For someone who is serious about building a secession movement around dissatisfaction with the President, this is a problem.  The final gray-scale cartogram illustrates the aspect of the problem that I would be most concerned about.  In that map, both the size and the shade reflect the median household income in the county.  Counties with higher incomes are larger and lighter, counties with lower incomes are smaller and darker.  The spread is not nearly as pronounced as in the case of number of voters, but the overall pattern is still clear.  The Atlanta metro area is significantly richer than the rest of the state.

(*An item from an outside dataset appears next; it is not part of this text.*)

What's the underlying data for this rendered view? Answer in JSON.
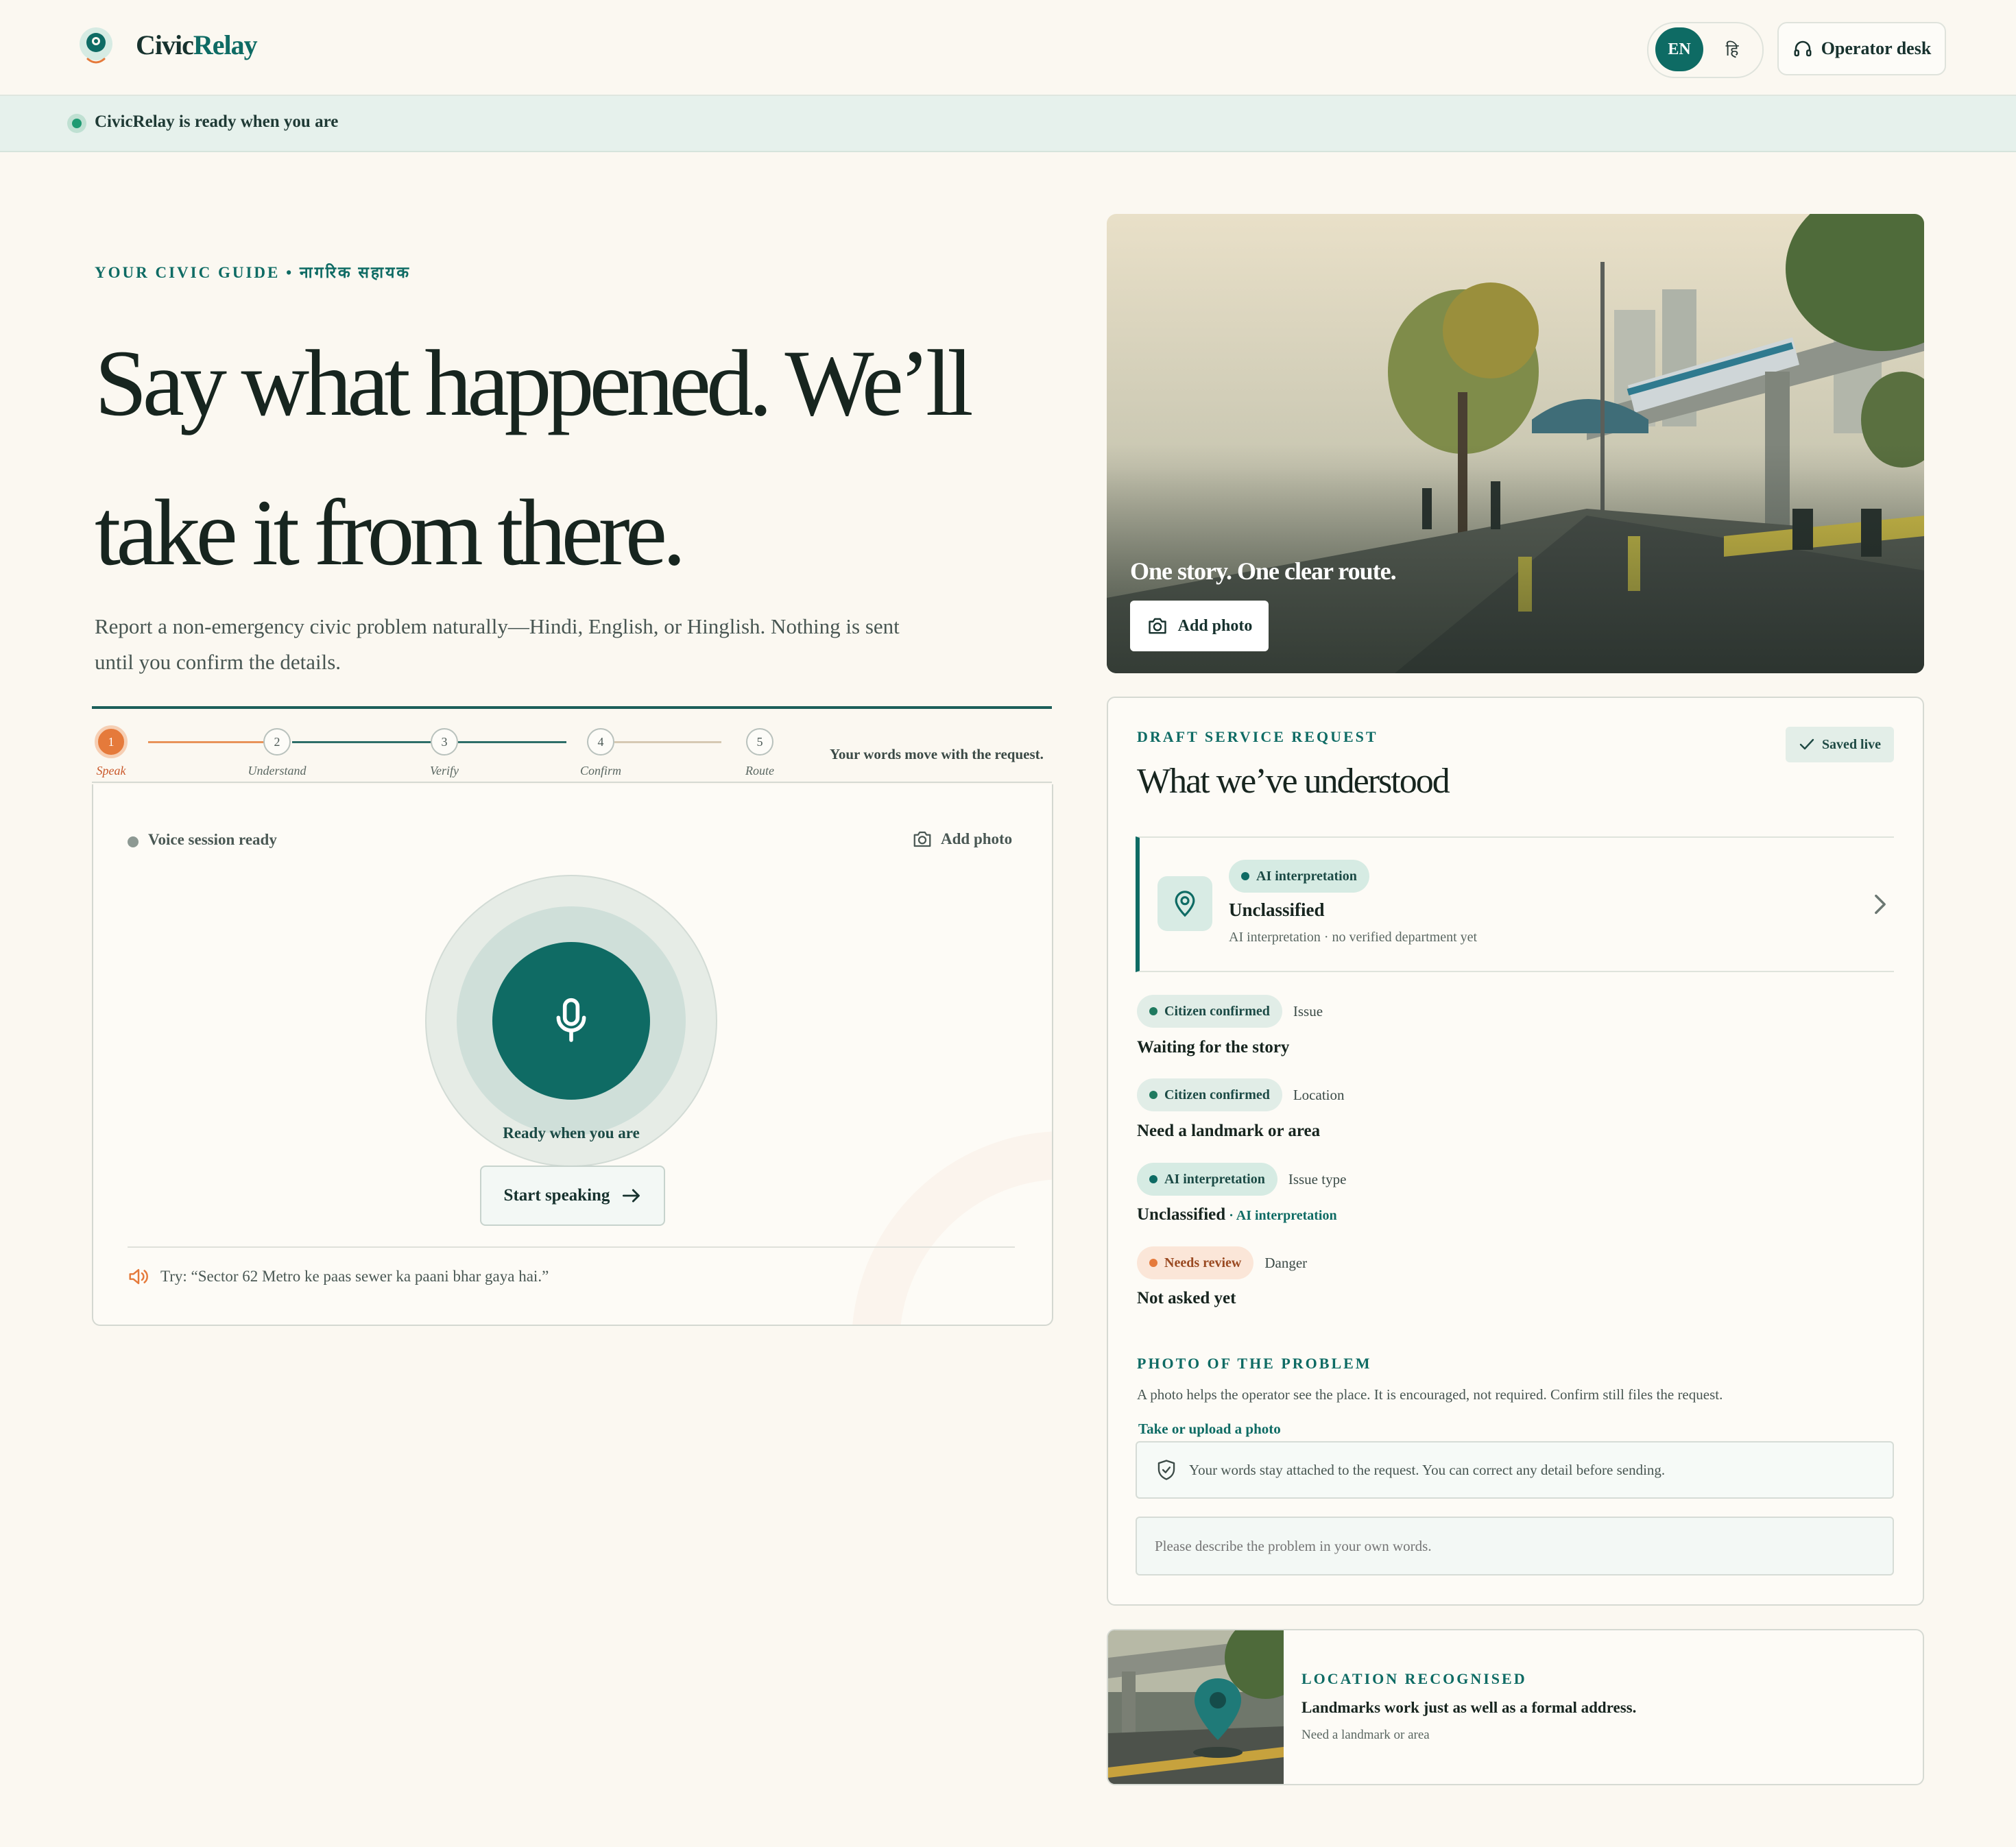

This shows up in a number of ways within Georgia's state government.  One that is easy to find is the state's education equalization fund.  Georgia's fund, like that in many states, broadly implements an urban-to-rural subsidy.

The state's wealth (hence power) is concentrated in areas where opposition to the President's platform is not going to be well-received as a cause for secession.  A different cause, one that benefits Atlanta, would be necessary.


[1] The signature counts were as of roughly November 20, 2012.

[2] I don't draw my likely division in the same place that most of the people writing about secession draw theirs either.